FBI files detail Muslims' religious practices


The FBI labeled those documents as "positive intelligence" and then shared that information with other government agencies.

"I'm a tax-paying citizen just like anybody else is," Junior Moosayer of Junior's Car Stereo. He's also a Muslim-American. Moosayar has owned and operated his stereo and alarm installation store in the area of Fremont known as "Little Kabul" for 11 years. Recent news that the ACLU obtained records from the FBI that showed the bureau's San Francisco division used its Muslim outreach efforts to collect intelligence on Muslim-Americans, has hit a sour note.

"It's targeting a certain group of people or community, per se," said Moosayer.

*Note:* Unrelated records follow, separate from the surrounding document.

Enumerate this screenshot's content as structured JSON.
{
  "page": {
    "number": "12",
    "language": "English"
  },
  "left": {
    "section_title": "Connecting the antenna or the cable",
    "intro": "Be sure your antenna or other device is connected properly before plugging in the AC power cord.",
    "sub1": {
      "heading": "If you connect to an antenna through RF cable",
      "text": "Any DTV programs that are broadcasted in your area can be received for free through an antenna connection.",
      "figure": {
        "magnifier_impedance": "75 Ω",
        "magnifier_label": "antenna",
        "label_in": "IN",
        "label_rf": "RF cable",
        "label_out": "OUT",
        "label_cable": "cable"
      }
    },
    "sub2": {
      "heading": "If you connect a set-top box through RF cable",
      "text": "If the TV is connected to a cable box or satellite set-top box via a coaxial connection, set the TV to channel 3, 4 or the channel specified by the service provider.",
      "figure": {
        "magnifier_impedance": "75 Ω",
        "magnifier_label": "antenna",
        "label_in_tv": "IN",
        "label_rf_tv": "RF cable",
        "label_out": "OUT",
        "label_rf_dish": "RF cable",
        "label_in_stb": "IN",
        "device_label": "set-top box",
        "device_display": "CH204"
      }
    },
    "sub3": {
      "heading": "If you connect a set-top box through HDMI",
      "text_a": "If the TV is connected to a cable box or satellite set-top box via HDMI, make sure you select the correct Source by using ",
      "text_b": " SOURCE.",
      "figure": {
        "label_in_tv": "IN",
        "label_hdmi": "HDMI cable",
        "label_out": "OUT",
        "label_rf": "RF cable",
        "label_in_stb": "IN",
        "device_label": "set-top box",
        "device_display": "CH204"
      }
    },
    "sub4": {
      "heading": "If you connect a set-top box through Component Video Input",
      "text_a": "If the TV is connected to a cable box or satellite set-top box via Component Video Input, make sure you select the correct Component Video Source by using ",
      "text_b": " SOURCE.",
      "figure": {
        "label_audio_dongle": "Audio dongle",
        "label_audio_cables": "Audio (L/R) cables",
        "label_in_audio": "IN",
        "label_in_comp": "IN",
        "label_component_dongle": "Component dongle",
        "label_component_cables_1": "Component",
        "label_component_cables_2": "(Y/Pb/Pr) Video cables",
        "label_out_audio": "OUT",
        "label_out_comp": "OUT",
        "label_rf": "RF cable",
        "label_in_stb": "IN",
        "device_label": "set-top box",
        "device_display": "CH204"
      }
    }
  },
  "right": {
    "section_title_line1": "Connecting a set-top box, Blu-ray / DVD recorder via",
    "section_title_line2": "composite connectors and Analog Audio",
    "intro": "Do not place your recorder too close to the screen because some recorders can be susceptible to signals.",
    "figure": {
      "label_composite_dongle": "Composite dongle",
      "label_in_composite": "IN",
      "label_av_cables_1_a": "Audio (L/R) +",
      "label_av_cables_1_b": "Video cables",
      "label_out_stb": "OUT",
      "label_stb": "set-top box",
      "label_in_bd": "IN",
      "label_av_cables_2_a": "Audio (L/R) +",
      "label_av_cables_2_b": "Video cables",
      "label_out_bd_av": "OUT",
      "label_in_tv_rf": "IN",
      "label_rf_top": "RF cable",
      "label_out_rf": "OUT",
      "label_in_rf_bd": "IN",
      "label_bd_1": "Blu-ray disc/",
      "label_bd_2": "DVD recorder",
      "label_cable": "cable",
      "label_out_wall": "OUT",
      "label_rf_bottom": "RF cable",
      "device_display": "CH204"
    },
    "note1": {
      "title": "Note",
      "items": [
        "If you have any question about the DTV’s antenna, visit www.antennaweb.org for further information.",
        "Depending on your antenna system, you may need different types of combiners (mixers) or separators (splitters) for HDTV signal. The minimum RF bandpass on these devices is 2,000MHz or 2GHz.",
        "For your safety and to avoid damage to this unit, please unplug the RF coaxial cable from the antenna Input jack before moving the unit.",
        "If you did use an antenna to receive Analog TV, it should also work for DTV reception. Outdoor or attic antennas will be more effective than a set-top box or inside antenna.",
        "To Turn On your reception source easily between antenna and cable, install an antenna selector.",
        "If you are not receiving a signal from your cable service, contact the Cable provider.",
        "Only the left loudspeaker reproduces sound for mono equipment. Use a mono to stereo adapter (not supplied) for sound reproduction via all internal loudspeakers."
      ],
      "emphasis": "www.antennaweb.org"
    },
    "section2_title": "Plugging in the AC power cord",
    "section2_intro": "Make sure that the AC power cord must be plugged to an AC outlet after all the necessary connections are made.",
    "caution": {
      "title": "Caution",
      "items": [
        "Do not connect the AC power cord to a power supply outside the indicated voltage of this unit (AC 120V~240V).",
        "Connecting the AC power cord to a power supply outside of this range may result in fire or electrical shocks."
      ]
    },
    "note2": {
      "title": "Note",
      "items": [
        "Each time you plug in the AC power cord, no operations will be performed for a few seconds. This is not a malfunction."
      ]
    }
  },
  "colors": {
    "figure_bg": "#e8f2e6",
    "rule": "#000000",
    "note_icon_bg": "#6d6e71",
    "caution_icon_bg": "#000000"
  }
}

Under the U.S. Privacy Act, the FBIi is prohibited from maintaining records on how people practice their religion, unless there is a clear law enforcement purpose. Members of the ACLU say this was not the case.

"The FBI needs to have trust with the Muslim-American community," said Julia Harumi Mass with the ACLU of Northern California. "People need to feel safe coming forward to report suspicious activities to the FBI."

The FBI documents, obtained through the Freedom of Information Act, are from 2004 through 2008, before the FBI established a formal community outreach program.

"This is betrayal."

Members of the Muslim Community Association in Santa Clara say they understand that the FBI has a job to do, but argue transparency is key to building trust.

"This is betrayal," said Isa Shaw, a Muslim-American. "When we target people based on who they are instead of what they do, I think you end up with a lot of false positives."

"If you actually read the documentation, it's pretty simple stuff," said Shafath Syed, a Muslim-American. "Just people talking about their religious practices and so forth."

The FBI says in a statement that reads in part, "Since that time, the FBI has formalized its community relations program to emphasize a great distinction between outreach and operational activities."

Back at Moosayer's shop, he says the only differences should be in our choices of music. Life is too short for anything else.

"All of us come together as one," said Moosayer. "No background differences."

It's important to remind everyone that the documents in question are from 2004-2008. We asked an attorney with the ACLU what took so long to get these documents. Her response, "sometimes freedom can take a while."